A 55 ans, ils percevaient encore une confortable indemnité conventionnelle défiscalisée (environ 16 mois de salaire). A laquelle s'ajoutait, tous les mois, la pension de la caisse de retraite complémentaire. De plus, bien qu’il s’agisse d’un départ volontaire, ils s’inscrivaient à l’Assédic et bénéficiaient de l’allocation chômage.

Ce dispositif ne pouvait pas subsister à la privatisation d’Air France.

Devenue entreprise privée, Air France ne pouvait plus mettre, à son initiative, ni à la retraite ni au chômage ses PNC avant l’âge de 65 ans (ou 60 ans et 160 trimestres). Ces derniers ne pouvaient plus percevoir l'allocation chômage dans le cadre d'une cessation d'activité volontaire.

Deux syndicats de PNC d’Air France (les autres ont suivi ensuite), ont, à l’occasion du vote de la loi de privatisation d’Air France, demandé qu’un âge de cessation soit fixé. Cette demande a été fortement soutenue par les compagnies aériennes ravies qu'une telle aubaine leur soit offerte de se débarrasser de leurs seniors PNC.

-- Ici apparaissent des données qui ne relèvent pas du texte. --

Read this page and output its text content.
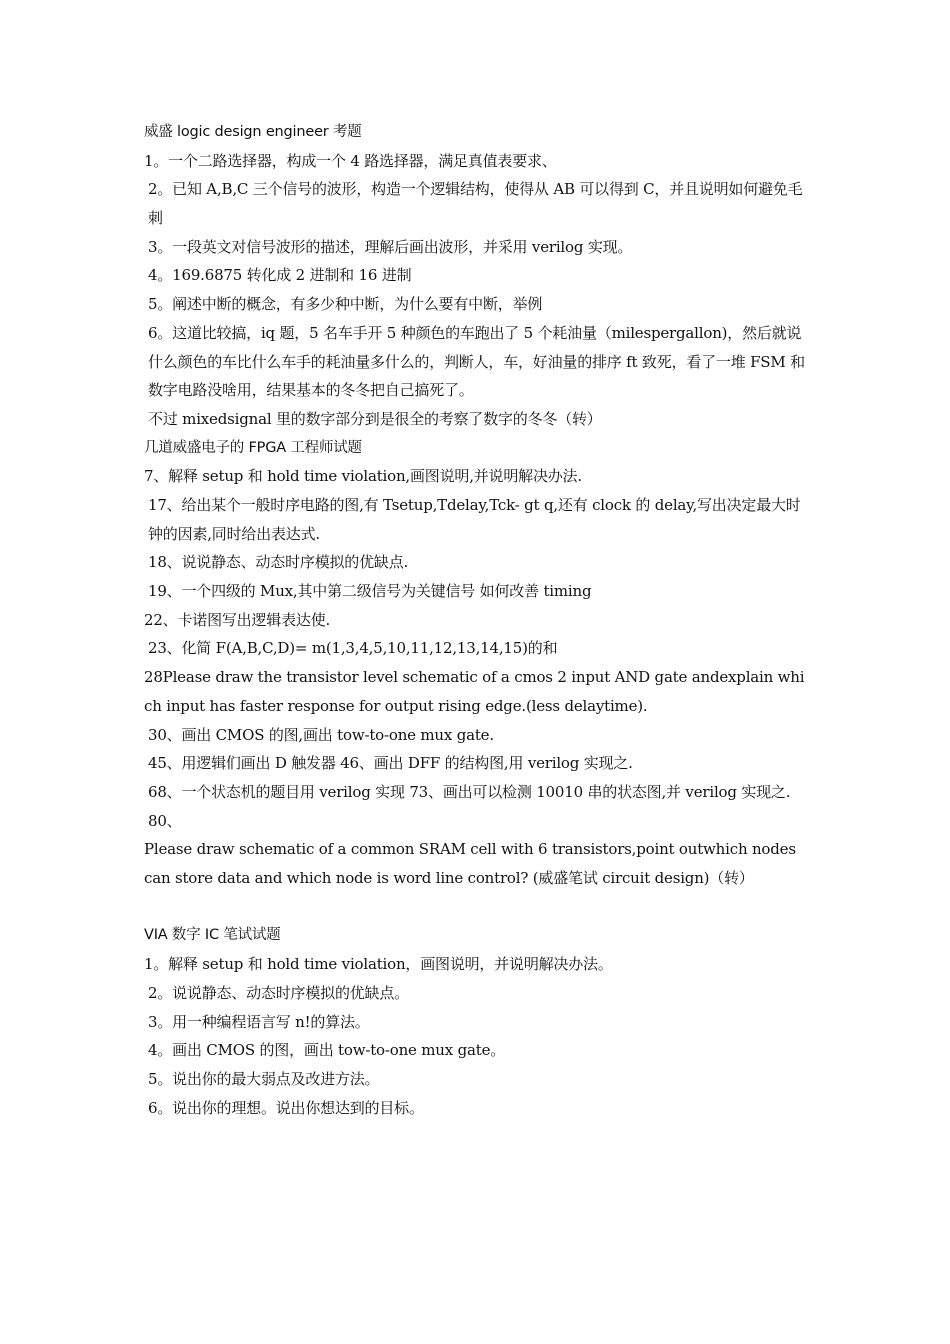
威盛 logic design engineer 考题
1。一个二路选择器，构成一个 4 路选择器，满足真值表要求、
2。已知 A,B,C 三个信号的波形，构造一个逻辑结构，使得从 AB 可以得到 C，并且说明如何避免毛刺
3。一段英文对信号波形的描述，理解后画出波形，并采用 verilog 实现。
4。169.6875 转化成 2 进制和 16 进制
5。阐述中断的概念，有多少种中断，为什么要有中断，举例
6。这道比较搞，iq 题，5 名车手开 5 种颜色的车跑出了 5 个耗油量（milespergallon)，然后就说什么颜色的车比什么车手的耗油量多什么的，判断人，车，好油量的排序 ft 致死，看了一堆 FSM 和数字电路没啥用，结果基本的冬冬把自己搞死了。
不过 mixedsignal 里的数字部分到是很全的考察了数字的冬冬（转）
几道威盛电子的 FPGA 工程师试题
7、解释 setup 和 hold time violation,画图说明,并说明解决办法.
17、给出某个一般时序电路的图,有 Tsetup,Tdelay,Tck- gt q,还有 clock 的 delay,写出决定最大时钟的因素,同时给出表达式.
18、说说静态、动态时序模拟的优缺点.
19、一个四级的 Mux,其中第二级信号为关键信号 如何改善 timing
22、卡诺图写出逻辑表达使.
23、化简 F(A,B,C,D)= m(1,3,4,5,10,11,12,13,14,15)的和
28Please draw the transistor level schematic of a cmos 2 input AND gate andexplain which input has faster response for output rising edge.(less delaytime).
30、画出 CMOS 的图,画出 tow-to-one mux gate.
45、用逻辑们画出 D 触发器 46、画出 DFF 的结构图,用 verilog 实现之.
68、一个状态机的题目用 verilog 实现 73、画出可以检测 10010 串的状态图,并 verilog 实现之.
80、
Please draw schematic of a common SRAM cell with 6 transistors,point outwhich nodes can store data and which node is word line control? (威盛笔试 circuit design)（转）
VIA 数字 IC 笔试试题
1。解释 setup 和 hold time violation，画图说明，并说明解决办法。
2。说说静态、动态时序模拟的优缺点。
3。用一种编程语言写 n!的算法。
4。画出 CMOS 的图，画出 tow-to-one mux gate。
5。说出你的最大弱点及改进方法。
6。说出你的理想。说出你想达到的目标。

C’est ainsi qu’une loi et un décret ont vu le jour, interdisant aux PNC des compagnies aériennes françaises (mais pas aux PNC des compagnies étrangères!) d’exercer leur métier au-delà de 55 ans.

Nous n’avons pas eu d’autre alternative que de créer une association.

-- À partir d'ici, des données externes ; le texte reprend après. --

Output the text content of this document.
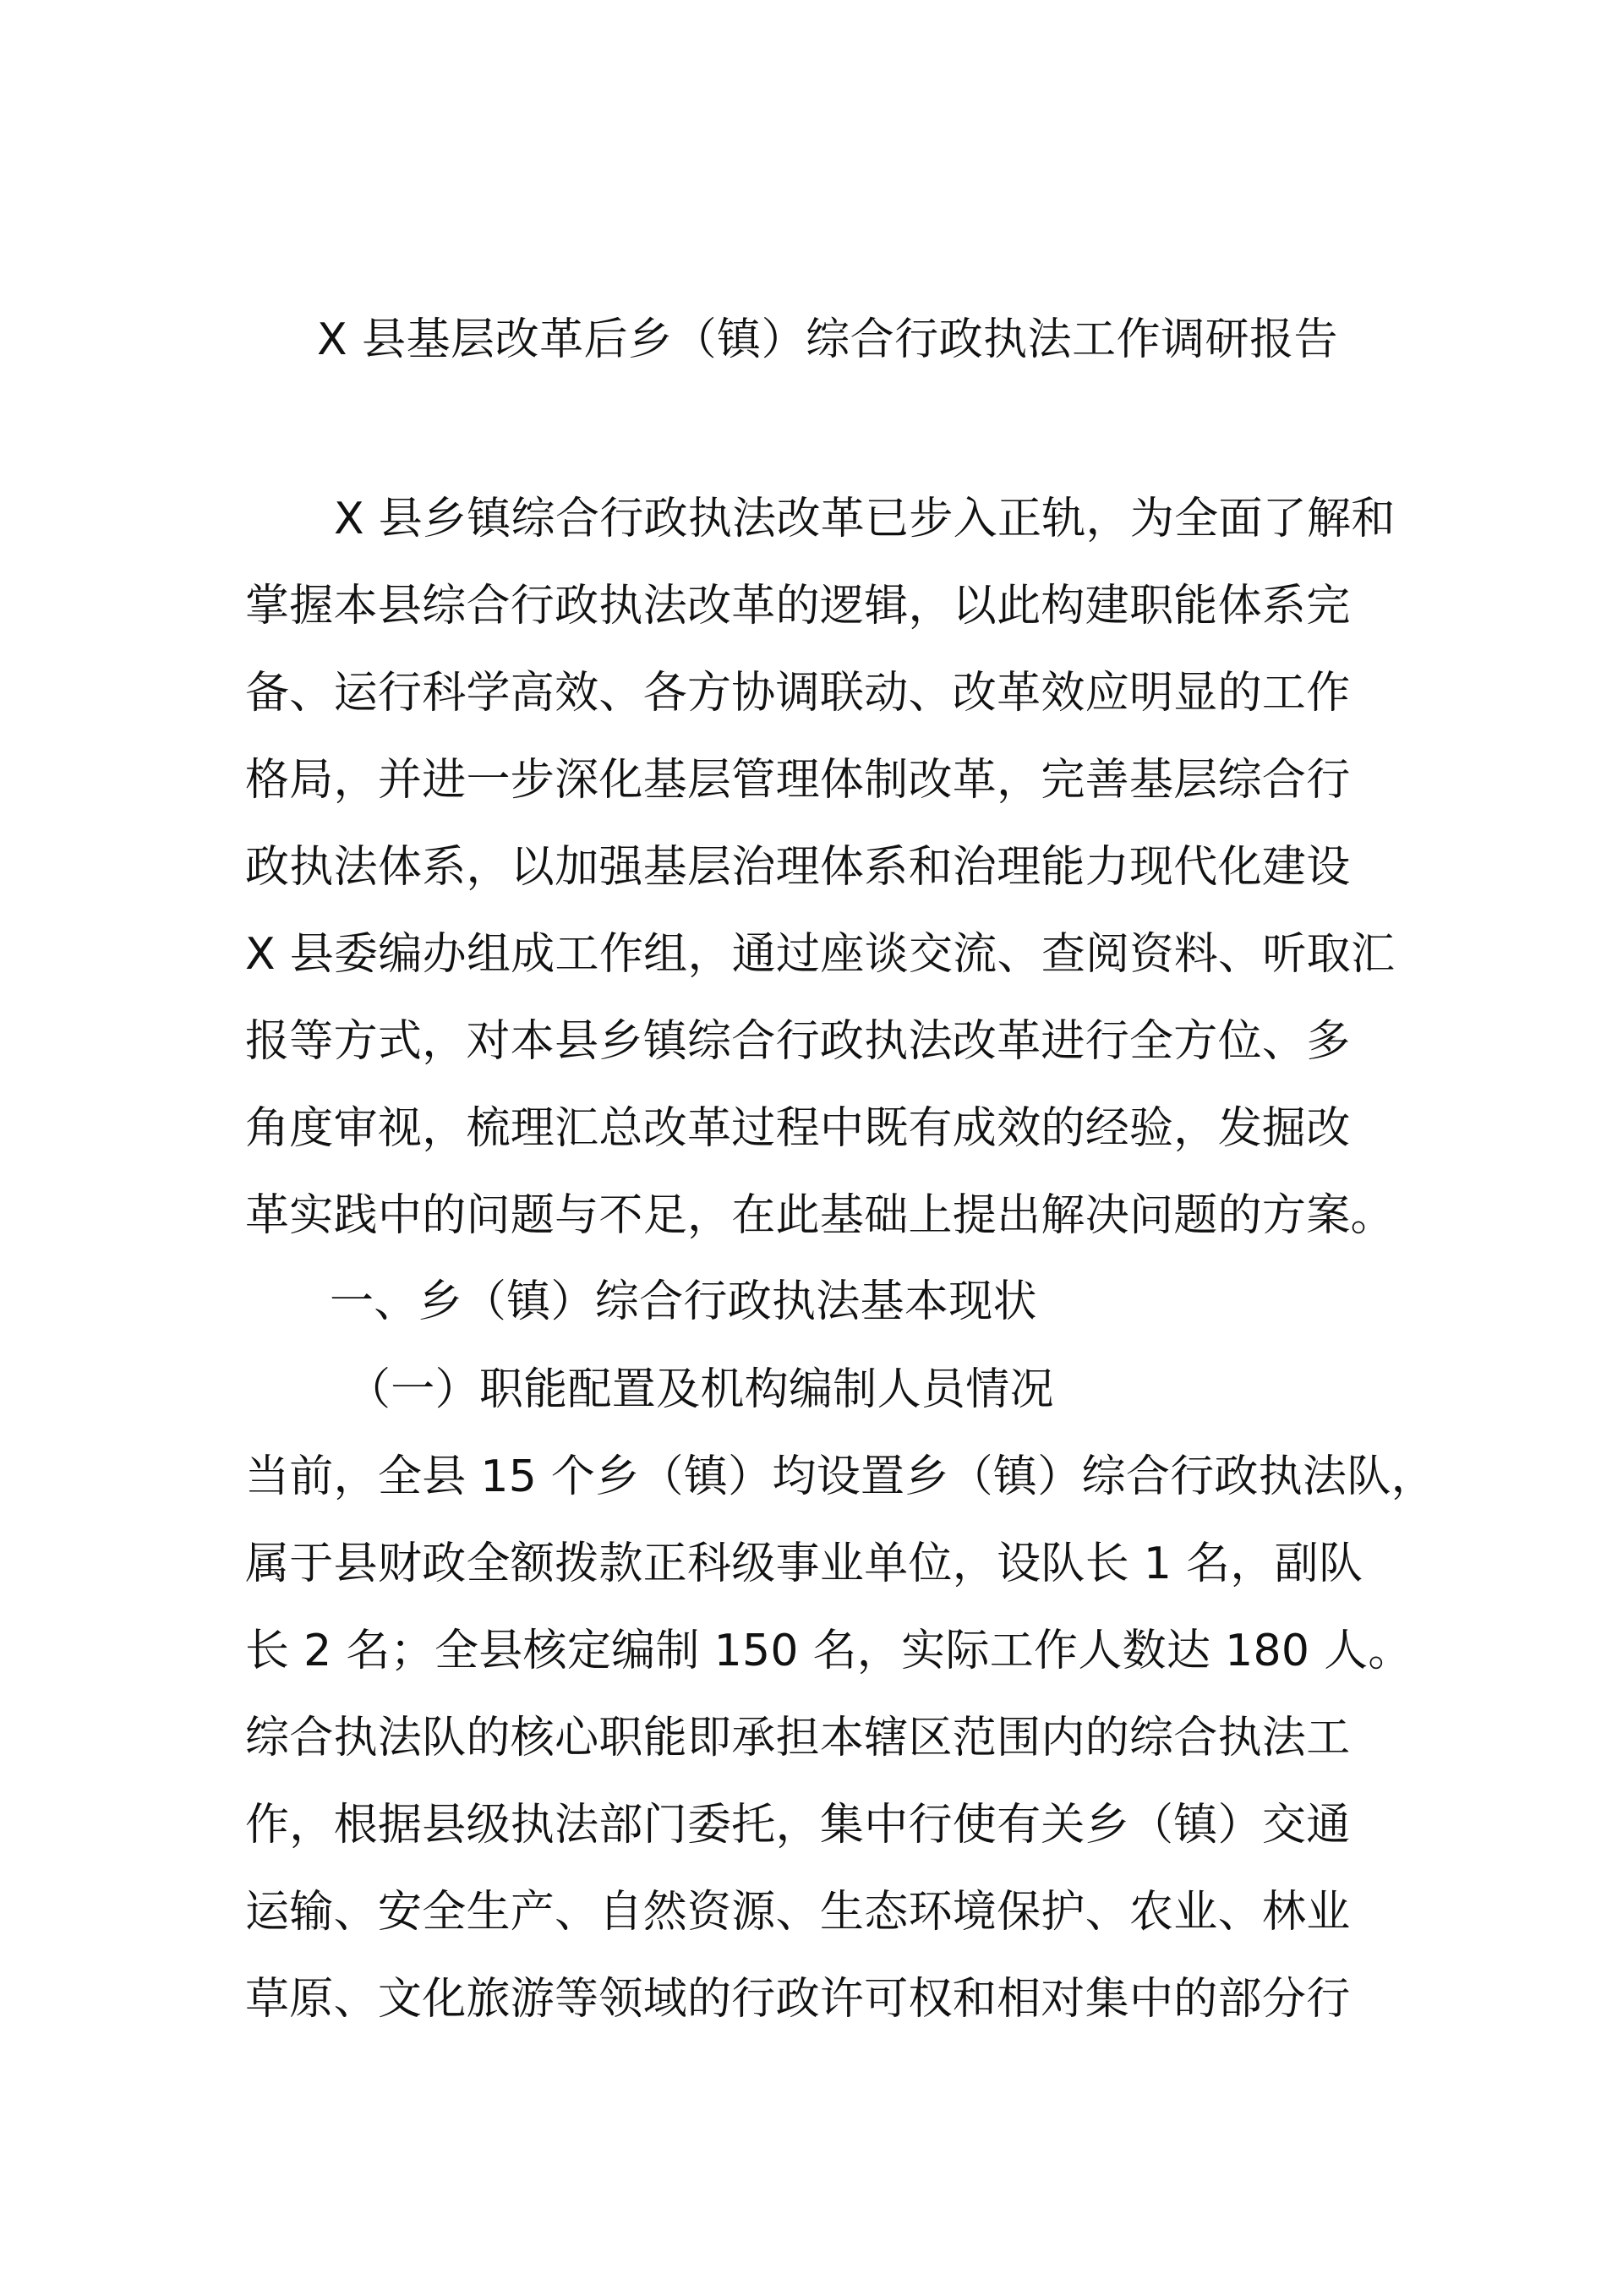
X 县基层改革后乡（镇）综合行政执法工作调研报告
X 县乡镇综合行政执法改革已步入正轨，为全面了解和
掌握本县综合行政执法改革的逻辑，以此构建职能体系完
备、运行科学高效、各方协调联动、改革效应明显的工作
格局，并进一步深化基层管理体制改革，完善基层综合行
政执法体系，以加强基层治理体系和治理能力现代化建设
X 县委编办组成工作组，通过座谈交流、查阅资料、听取汇
报等方式，对本县乡镇综合行政执法改革进行全方位、多
角度审视，梳理汇总改革过程中既有成效的经验，发掘改
革实践中的问题与不足，在此基础上提出解决问题的方案。
一、乡（镇）综合行政执法基本现状
（一）职能配置及机构编制人员情况
当前，全县 15 个乡（镇）均设置乡（镇）综合行政执法队，
属于县财政全额拨款正科级事业单位，设队长 1 名，副队
长 2 名；全县核定编制 150 名，实际工作人数达 180 人。
综合执法队的核心职能即承担本辖区范围内的综合执法工
作，根据县级执法部门委托，集中行使有关乡（镇）交通
运输、安全生产、自然资源、生态环境保护、农业、林业
草原、文化旅游等领域的行政许可权和相对集中的部分行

Aujourd’hui beaucoup de PNC réalisent que:

  • du rêve d’une «retraite» à 55 ans à la réalité du chômage, la marche est haute;
  • l'équilibre de leur caisse de retraite complémentaire (CRPN) est menacé;
  • l’incitation au départ (pour l'instant environ 4 fois supérieure à l’indemnité légale) versée aux PNC d’Air France à 55 ans n’est pas inscrite dans le marbre et n'a plus de raison d'être dans la mesure où le décret permet aux compagnies aériennes de licencier leurs PNC à 55 ans. Pourquoi payer une incitation au départ ?
  • l’indemnité exclusive de départ versée aux PNC qui ne sont pas à Air France est misérable;
  • cette cessation d’activité à 55 ans va impacter leurs ressources jusqu’à la fin de leurs jours. 

Pourquoi sommes-nous si opposés à ce décret?

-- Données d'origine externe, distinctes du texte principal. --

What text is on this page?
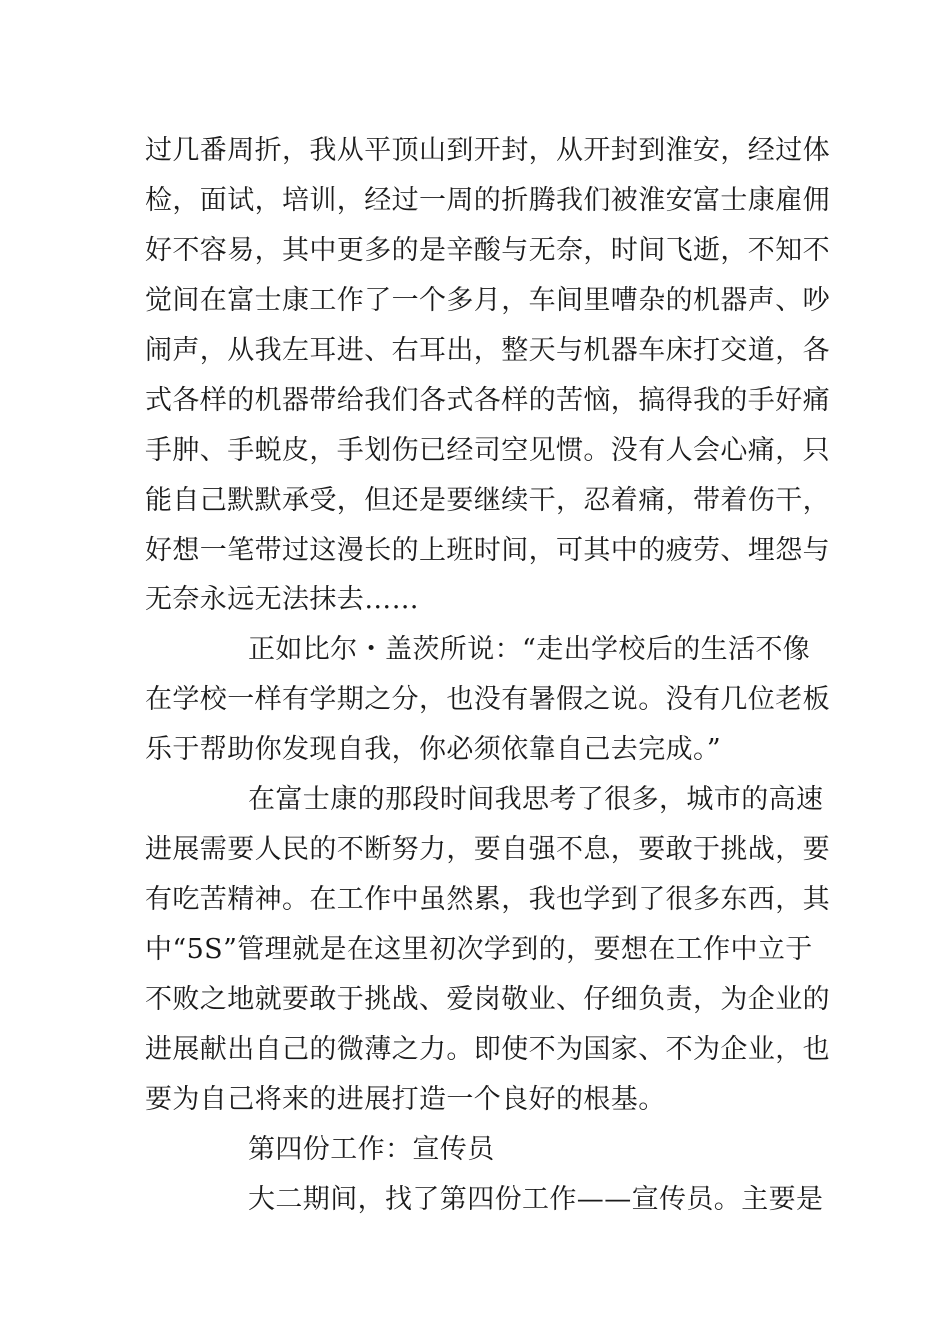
过几番周折，我从平顶山到开封，从开封到淮安，经过体
检，面试，培训，经过一周的折腾我们被淮安富士康雇佣
好不容易，其中更多的是辛酸与无奈，时间飞逝，不知不
觉间在富士康工作了一个多月，车间里嘈杂的机器声、吵
闹声，从我左耳进、右耳出，整天与机器车床打交道，各
式各样的机器带给我们各式各样的苦恼，搞得我的手好痛
手肿、手蜕皮，手划伤已经司空见惯。没有人会心痛，只
能自己默默承受，但还是要继续干，忍着痛，带着伤干，
好想一笔带过这漫长的上班时间，可其中的疲劳、埋怨与
无奈永远无法抹去……
正如比尔・盖茨所说：“走出学校后的生活不像
在学校一样有学期之分，也没有暑假之说。没有几位老板
乐于帮助你发现自我，你必须依靠自己去完成。”
在富士康的那段时间我思考了很多，城市的高速
进展需要人民的不断努力，要自强不息，要敢于挑战，要
有吃苦精神。在工作中虽然累，我也学到了很多东西，其
中“5S”管理就是在这里初次学到的，要想在工作中立于
不败之地就要敢于挑战、爱岗敬业、仔细负责，为企业的
进展献出自己的微薄之力。即使不为国家、不为企业，也
要为自己将来的进展打造一个良好的根基。
第四份工作：宣传员
大二期间，找了第四份工作——宣传员。主要是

  • Parce que le chômage n’est pas la retraite et que le gouvernement a décidé de faire la chasse aux«faux chômeurs», ceux qui ne peuvent prouver des «actes positifs et répétés dans la recherche d’un emploi» (décret du 2 août 2005 relatif au suivi de la recherche d’un emploi que nous vous conseillons de lire dans l’onglet «info» du site, rubrique «contrôle des chômeurs: décret promulgué»).
  • Les recherches seront appréciées par les agents de l’ANPE qui jugeront s’il y a lieu de continuer à verser les prestations… La «retraite/chômage» risque d’être une vraie galère pour beaucoup d’entre nous!
  • Parce que plusieurs d’entre nous n’auront pas leurs annuités CRPN (caisse de retraite du personnel navigant). Faut-il les sacrifier sur l’autel d’une illusoire «retraite» à 55 ans?
  • Parce que la CRPN devra bientôt faire des choix difficiles entre allongement à 30 ans de la durée des cotisations, augmentation des prélèvements, relèvement de 50 à 55 ans de l'âge auquel le personnel navigant peut faire valoir ses droits à une pleine retraite CRPN.
  • Parce que pas un seul PNC n’aura une pleine retraite CNAV (la sécu) lorsque le versement de l’allocation chômage s’éteindra. A ce moment-là, il faudra faire un choix entre vivre avec une retraite tronquée ou bien vivre avec pour seules ressources la pension CRPN jusqu’à validation des trimestres nécessaires. Certains d’entre nous devront attendre jusqu’à 65 ans.
  • Parce que l'indemnité exclusive de départ que touchent les 5000 PNC qui ne sont pas à Air France est ridiculement faible (Loi n°2004-734 du 26 juillet 2004. Article 4). Les PNC d’Air France refuseraient catégoriquement d’être licenciés à 55 ans dans ces conditions.
  • Parce que ce décret n’est favorable que pour les compagnies aériennes et leurs actionnaires qui vont faire de grosses économies en envoyant à la charge de la collectivité et pour certains, dans la précarité, leurs seniors PNC.
  • Parce que nous aimons notre métier et que nous voulons ou avons besoin de travailler, que ce soit pour des raisons financières, éthiques, ou personnelles.

Pour toutes ces raisons, nous nous battons pour que chacun puisse décider pour lui-même de rester ou de partir.